Our pastor recently shared a story that had a profound affect on me. Below is my paraphrased version:
A family was visiting a beach where the young son was happily finding shell fragments. Before long his small hands were full of the broken pieces. A little further down, the family came upon a beautiful starfish that that washed up on the shore. The dad told the little boy to pick up the star fish. The boy looked at both of his hands that were tightly grasping the shell fragments and then he looked at the beautiful star fish. His parents could see the dilemma their son was struggling with. Should he let go of the broken shell pieces in order to grasp the fully intact wonderful star fish? Or should he hold tightly to what he already had and let the bigger prize go?
This story immediately made me reflect on my own struggle to let go of my worry over my finances. This is not a new struggle for me. As a single mom working low paying jobs, I have always struggled with money and I have always been more inclined to keep my money clinched tightly in my fists rather than trust God to work through my obedience. Have I ever gone without? No, I haven’t. God provides as I continue to deepen my faith in Him.
It was easy to trust Him when I had a job and steady income. I knew where my money was coming from. I trusted my own ability to provide through my job. It isn’t as easy when you are working on starting a ministry that God placed on your heart many moons ago and you are no longer employed in the traditional way.
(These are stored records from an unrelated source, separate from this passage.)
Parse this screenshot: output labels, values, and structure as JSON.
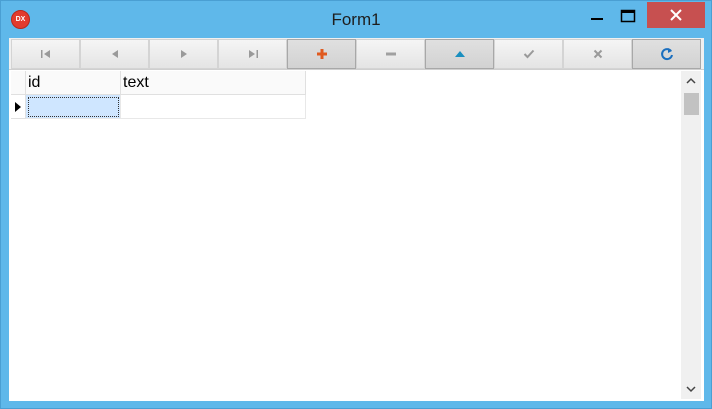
{
  "window": {
    "title": "Form1",
    "app_icon_text": "DX",
    "colors": {
      "frame": "#5fb8ea",
      "close": "#c75050",
      "selected_cell": "#cfe6ff"
    }
  },
  "navigator": {
    "buttons": [
      {
        "name": "first",
        "icon": "first-record-icon"
      },
      {
        "name": "prior",
        "icon": "prior-record-icon"
      },
      {
        "name": "next",
        "icon": "next-record-icon"
      },
      {
        "name": "last",
        "icon": "last-record-icon"
      },
      {
        "name": "insert",
        "icon": "insert-icon",
        "color": "#e05a1f"
      },
      {
        "name": "delete",
        "icon": "delete-icon"
      },
      {
        "name": "edit",
        "icon": "edit-icon",
        "color": "#1a8fbf"
      },
      {
        "name": "post",
        "icon": "post-check-icon"
      },
      {
        "name": "cancel",
        "icon": "cancel-icon"
      },
      {
        "name": "refresh",
        "icon": "refresh-icon",
        "color": "#1a6fbf"
      }
    ]
  },
  "grid": {
    "columns": [
      "id",
      "text"
    ],
    "rows": [
      {
        "id": "",
        "text": ""
      }
    ]
  }
}
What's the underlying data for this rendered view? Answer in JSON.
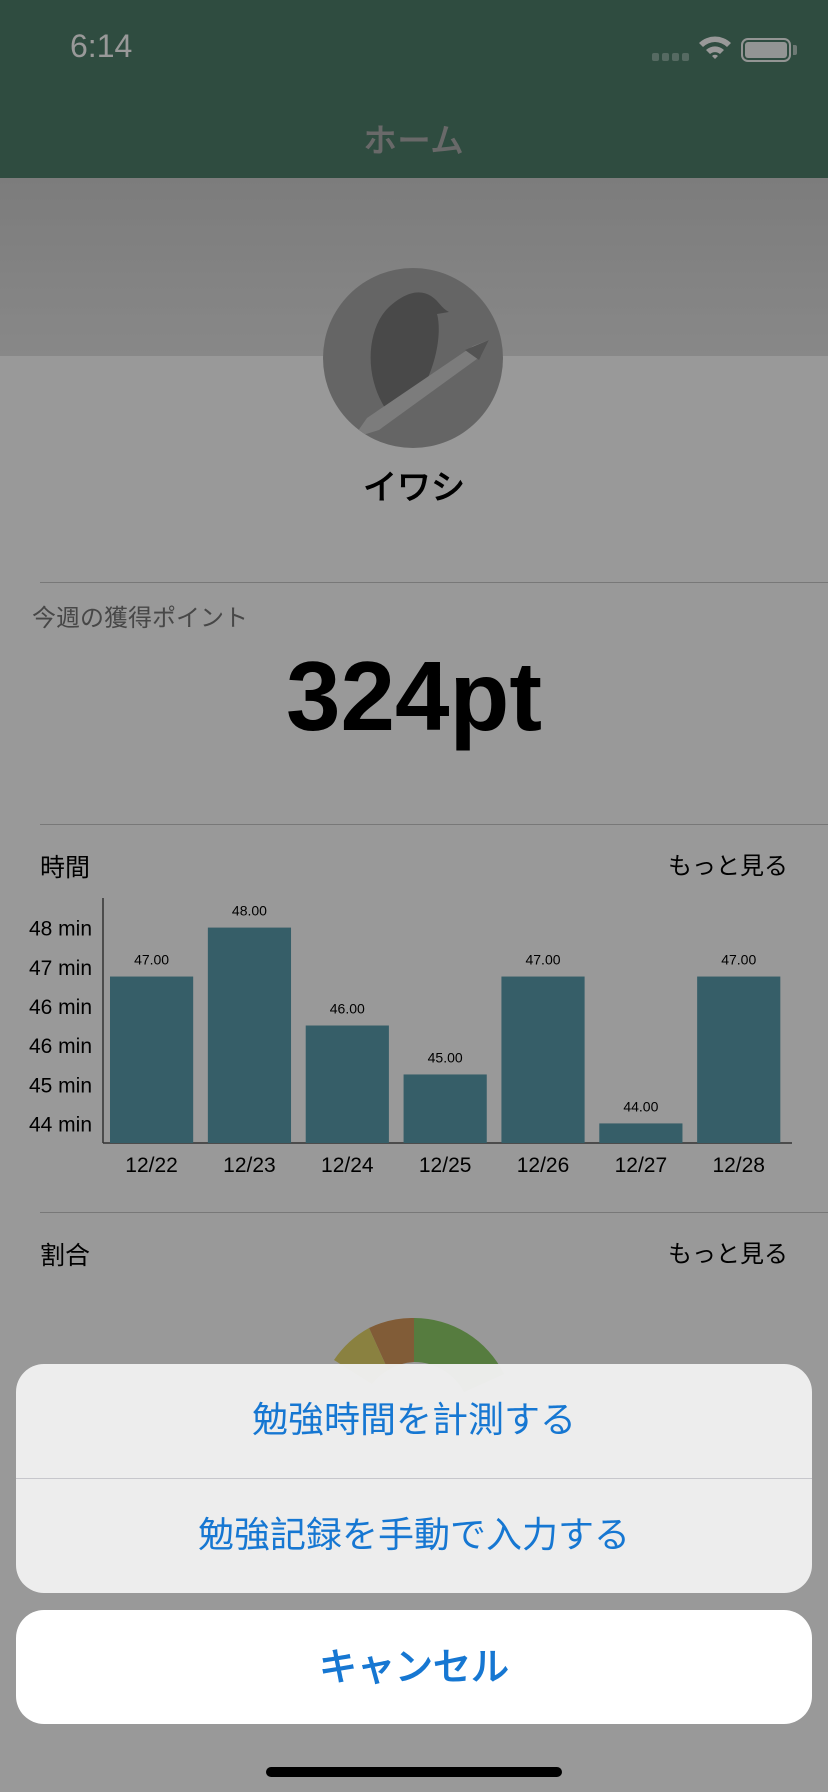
{
  "status": {
    "time": "6:14"
  },
  "nav": {
    "title": "ホーム"
  },
  "profile": {
    "name": "イワシ"
  },
  "points": {
    "label": "今週の獲得ポイント",
    "value": "324pt"
  },
  "time_section": {
    "title": "時間",
    "more": "もっと見る"
  },
  "ratio_section": {
    "title": "割合",
    "more": "もっと見る"
  },
  "chart_data": {
    "type": "bar",
    "categories": [
      "12/22",
      "12/23",
      "12/24",
      "12/25",
      "12/26",
      "12/27",
      "12/28"
    ],
    "values": [
      47.0,
      48.0,
      46.0,
      45.0,
      47.0,
      44.0,
      47.0
    ],
    "value_labels": [
      "47.00",
      "48.00",
      "46.00",
      "45.00",
      "47.00",
      "44.00",
      "47.00"
    ],
    "y_tick_labels": [
      "48 min",
      "47 min",
      "46 min",
      "46 min",
      "45 min",
      "44 min"
    ],
    "y_ticks": [
      48,
      47.2,
      46.4,
      45.6,
      44.8,
      44
    ],
    "ylim": [
      43.6,
      48.4
    ],
    "bar_color": "#5b9dae"
  },
  "action_sheet": {
    "actions": [
      "勉強時間を計測する",
      "勉強記録を手動で入力する"
    ],
    "cancel": "キャンセル",
    "tint": "#1677d2"
  }
}
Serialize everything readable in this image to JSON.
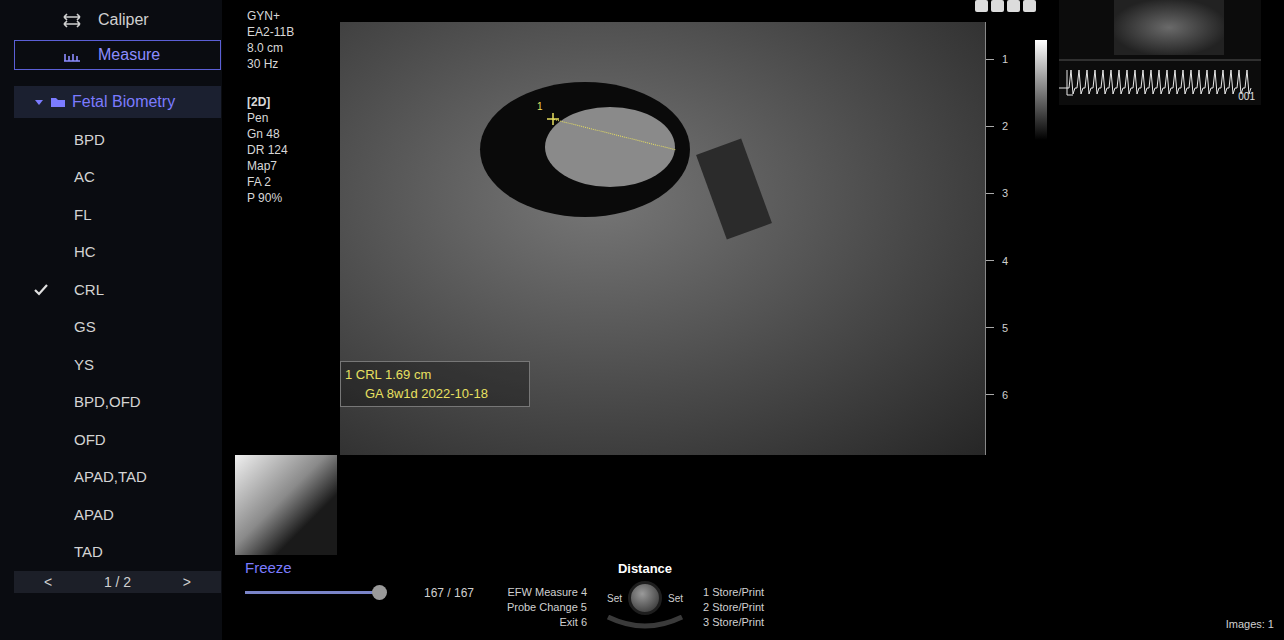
{
  "sidebar": {
    "tools": [
      {
        "label": "Caliper",
        "selected": false
      },
      {
        "label": "Measure",
        "selected": true
      }
    ],
    "folder": {
      "label": "Fetal Biometry",
      "expanded": true,
      "selected": true
    },
    "items": [
      {
        "label": "BPD",
        "checked": false
      },
      {
        "label": "AC",
        "checked": false
      },
      {
        "label": "FL",
        "checked": false
      },
      {
        "label": "HC",
        "checked": false
      },
      {
        "label": "CRL",
        "checked": true
      },
      {
        "label": "GS",
        "checked": false
      },
      {
        "label": "YS",
        "checked": false
      },
      {
        "label": "BPD,OFD",
        "checked": false
      },
      {
        "label": "OFD",
        "checked": false
      },
      {
        "label": "APAD,TAD",
        "checked": false
      },
      {
        "label": "APAD",
        "checked": false
      },
      {
        "label": "TAD",
        "checked": false
      }
    ],
    "pager": {
      "prev": "<",
      "page": "1 / 2",
      "next": ">"
    }
  },
  "params": {
    "probe": [
      "GYN+",
      "EA2-11B",
      "8.0 cm",
      "30 Hz"
    ],
    "mode": "[2D]",
    "settings": [
      "Pen",
      "Gn 48",
      "DR 124",
      "Map7",
      "FA 2",
      "P 90%"
    ]
  },
  "image": {
    "caliper": "1",
    "measurement": [
      "1 CRL 1.69 cm",
      "GA 8w1d 2022-10-18"
    ],
    "depth_scale": [
      "1",
      "2",
      "3",
      "4",
      "5",
      "6"
    ]
  },
  "thumbnail": {
    "label": "001"
  },
  "cine": {
    "button": "Freeze",
    "level": 1,
    "frames": "167 / 167"
  },
  "softkeys": [
    "EFW Measure 4",
    "Probe Change 5",
    "Exit 6"
  ],
  "knob": {
    "title": "Distance",
    "left": "Set",
    "right": "Set"
  },
  "store": [
    "1 Store/Print",
    "2 Store/Print",
    "3 Store/Print"
  ],
  "status": "Images: 1"
}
God continues to provide for ALL of my needs (and even some of my wants), but I have a tendency to cling to my money. I try to call it being a good steward, but the fear I feel when spending/giving any amount of money says otherwise. I am tightly clinching my money because I am afraid that God will at some point either forget about me or decide to quit providing for me. The idea of either one terrifies me!
God is working on me. I have given to the church and other ministries/family as God has led. I help those in need as God leads. I will admit that there is still that inner struggle as my money passes through my fingers, but I know that if I am giving in obedience to God that I can look forward to seeing that blessing.
In the last several years God has stripped me of many material possessions. I struggled each time I had to let go of a piece of furniture, dishes, a car, and my money. These are the shell fragments that I clinched tightly in my hand. The beautiful star fish in my life is God and the blessings that God pours out on the lives of those who love and believe in Him. I still struggle to some degree with the money. I have yet to fully let go of my grip and trust God to provide. I am getting there. Every day there is progress. Every day I grow in faith. Every day I loosen my grip just a bit. I know that God is patient to wait for me. God loves me and His compassion is unfailing.
What are you holding onto today that you need to let go of?
What are the shell fragments in your life that you are tightly clinching in your fists?
What is God asking you to do to loosen the grasp you have on those fragments?
Will you obey Him?
Is the sight of the beautiful starfish (a relationship with the one and only God of the Universe) enough to get you to let go?
I challenge you to answer the above questions and to let go of the shell fragments tightly clinched in your hand. God is patiently waiting for you. He loves you and He is compassionate. Trust Him to bless your life as you obey Him. It will ALWAYS be worth it!